Serangan Balasan AS di Selat Hormuz Picu Ketidakpastian Global
Laporan media nasional Iran IRIB pada Selasa (7/7) menyebutkan sebuah kapal Qatar, Al-Rekayyat, menjadi sasaran saat berusaha melewati Selat Hormuz melalui jalur Oman dengan dukungan Angkatan Laut AS. Kapal tersebut diserang setelah sejumlah peringatan disampaikan.
“Penyerangan besar AS ke Iran sebagai balasan atas serangan terhadap kapal-kapal komersial di Selat Hormuz,” ucap Analis Doo Financial Futures Lukman Leong kepada ANTARA di Jakarta, Rabu.
Cadangan Devisa Naik 700 Juta Dolar AS, Tapi Belum Cukup Menahan Tekanan
Bank Indonesia (BI) melaporkan posisi cadangan devisa pada akhir Juni 2026 mencapai 145,6 miliar dolar AS. Angka itu naik 700 juta dolar AS dari posisi akhir Mei 2026 yang sebesar 144,9 miliar dolar AS.
Peningkatan cadev terutama didorong oleh penerimaan pajak dan jasa.
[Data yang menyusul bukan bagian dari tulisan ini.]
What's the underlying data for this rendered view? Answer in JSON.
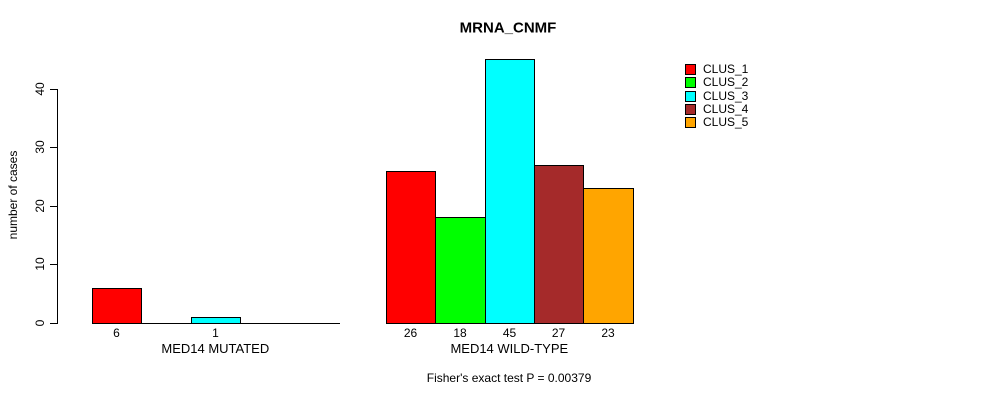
{
  "chart_data": {
    "type": "bar",
    "title": "MRNA_CNMF",
    "ylabel": "number of cases",
    "footer": "Fisher's exact test P = 0.00379",
    "yticks": [
      0,
      10,
      20,
      30,
      40
    ],
    "ylim": [
      0,
      45
    ],
    "grid": false,
    "legend_position": "right-outside",
    "clusters": [
      {
        "name": "CLUS_1",
        "color": "#FF0000"
      },
      {
        "name": "CLUS_2",
        "color": "#00FF00"
      },
      {
        "name": "CLUS_3",
        "color": "#00FFFF"
      },
      {
        "name": "CLUS_4",
        "color": "#A52A2A"
      },
      {
        "name": "CLUS_5",
        "color": "#FFA500"
      }
    ],
    "groups": [
      {
        "label": "MED14 MUTATED",
        "values": [
          6,
          0,
          1,
          0,
          0
        ],
        "bar_labels": [
          "6",
          null,
          "1",
          null,
          null
        ]
      },
      {
        "label": "MED14 WILD-TYPE",
        "values": [
          26,
          18,
          45,
          27,
          23
        ],
        "bar_labels": [
          "26",
          "18",
          "45",
          "27",
          "23"
        ]
      }
    ],
    "colors": {
      "axis": "#000000",
      "text": "#000000",
      "background": "#ffffff"
    }
  }
}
Namun, perkembangan itu terjadi di tengah pembayaran utang luar negeri pemerintah serta kebijakan stabilisasi nilai tukar rupiah oleh Bank Indonesia sebagai respons terhadap tingginya ketidakpastian pasar keuangan global.
Posisi cadangan devisa saat ini setara dengan pembiayaan 5,5 bulan impor atau 5,4 bulan impor dan pembayaran utang luar negeri pemerintah. Angka itu masih berada di atas standar kecukupan internasional sekitar 3 bulan impor.
Kisaran Prediksi: Rp17.950-Rp18.050 per Dolar AS
“Namun, investor masih mengantisipasi indeks kepercayaan konsumen siang ini yang diperkirakan akan naik ke 125,” ungkap Lukman. Berdasarkan faktor-faktor tersebut, rupiah diprediksi bergerak dalam kisaran Rp17.950 hingga Rp18.050 per dolar AS.
Pasar masih menunggu data domestik dan perkembangan lanjutan konflik di Timur Tengah yang bisa memperlebar tekanan terhadap mata uang Garuda.